ですが、読み物としては面白いですし、冷戦後の世界体制を具体的に描写しているので勉強になる部分もあります。これが一番目のおいしい点。おもしろおかしく書いてあるので甘口です。
一方、著者は結局のところ盲目的なアメリカ至上主義者であり、グローバリゼーションを支持しているのは、アメリカが勝利しているからというだけです。著者は80年代のソ連の工業の自滅ぶりを見物人として描写していますが、同時期アメリカも同じ状態になっていたという事実には触れません。その時、アメリカの冷戦体制もソ連と同様な経過で部分的に壊滅しているのです。しかも悪いことにまだ残っている。グローバル化された経済の論理は、アメリカの抱える問題にも同様に適用されます。アメリカの未来も決して安泰ではなく、インドネシアやメキシコと同じ目に遭う可能性はかなり高い。そのような点に著者は触れません。

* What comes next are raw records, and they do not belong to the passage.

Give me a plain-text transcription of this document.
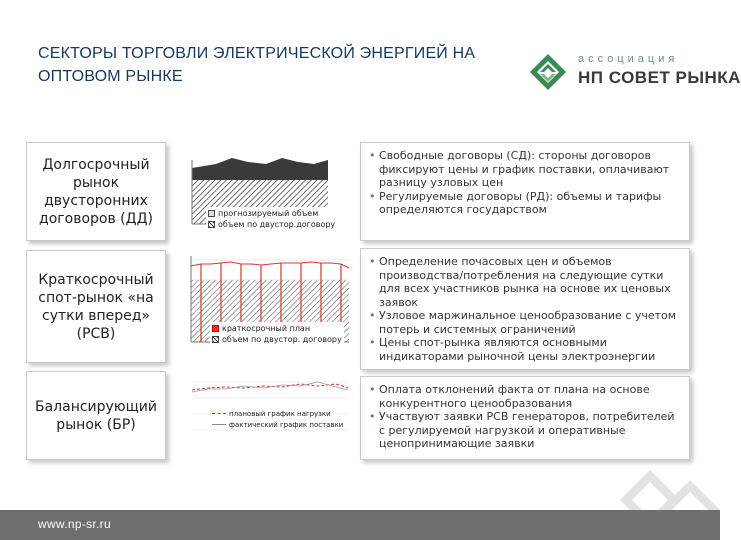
СЕКТОРЫ ТОРГОВЛИ ЭЛЕКТРИЧЕСКОЙ ЭНЕРГИЕЙ НА ОПТОВОМ РЫНКЕ
ассоциация
НП СОВЕТ РЫНКА
Долгосрочный рынок двусторонних договоров (ДД)
Краткосрочный спот-рынок «на сутки вперед» (РСВ)
Балансирующий рынок (БР)
прогнозируемый объем
объем по двустор.договору
краткосрочный план
объем по двустор. договору
плановый график нагрузки
фактический график поставки
• Свободные договоры (СД): стороны договоров фиксируют цены и график поставки, оплачивают разницу узловых цен
• Регулируемые договоры (РД): объемы и тарифы определяются государством
• Определение почасовых цен и объемов производства/потребления на следующие сутки для всех участников рынка на основе их ценовых заявок
• Узловое маржинальное ценообразование с учетом потерь и системных ограничений
• Цены спот-рынка являются основными индикаторами рыночной цены электроэнергии
• Оплата отклонений факта от плана на основе конкурентного ценообразования
• Участвуют заявки РСВ генераторов, потребителей с регулируемой нагрузкой и оперативные ценопринимающие заявки
www.np-sr.ru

「世界中の人を一直線上に並べて序列をつけることが可能だ。もちろんアメリカ人は先頭だ」というおめでたい感覚が文章のすみずみに満ちていて忍び笑いを禁じえませんが、いや笑い事ではありません。2億5千万のアメリカ人のうち、グローバリゼーション時代を生き抜ける人が何人いるのか、脱落者はアメリカで何をしでかすのか。それが911以後のアメリカの未来を決めることになるのですから。
この本を読むと、アメリカの知識人の思考力の範囲がどの程度であり、しかも彼らと関わらずに生きていける時代ではないことについて深く考えることになります。これが2番目のおいしい点。苦いですけどね。
よく考えながら読むと、きっとためになると思います。
それにしても、globalizationの時代にあって、Lexusとオリーブの木という2つの価値観の対峙という構図は極めて的を射ている。僕の心の中でも両者がいつもせめぎ合っている。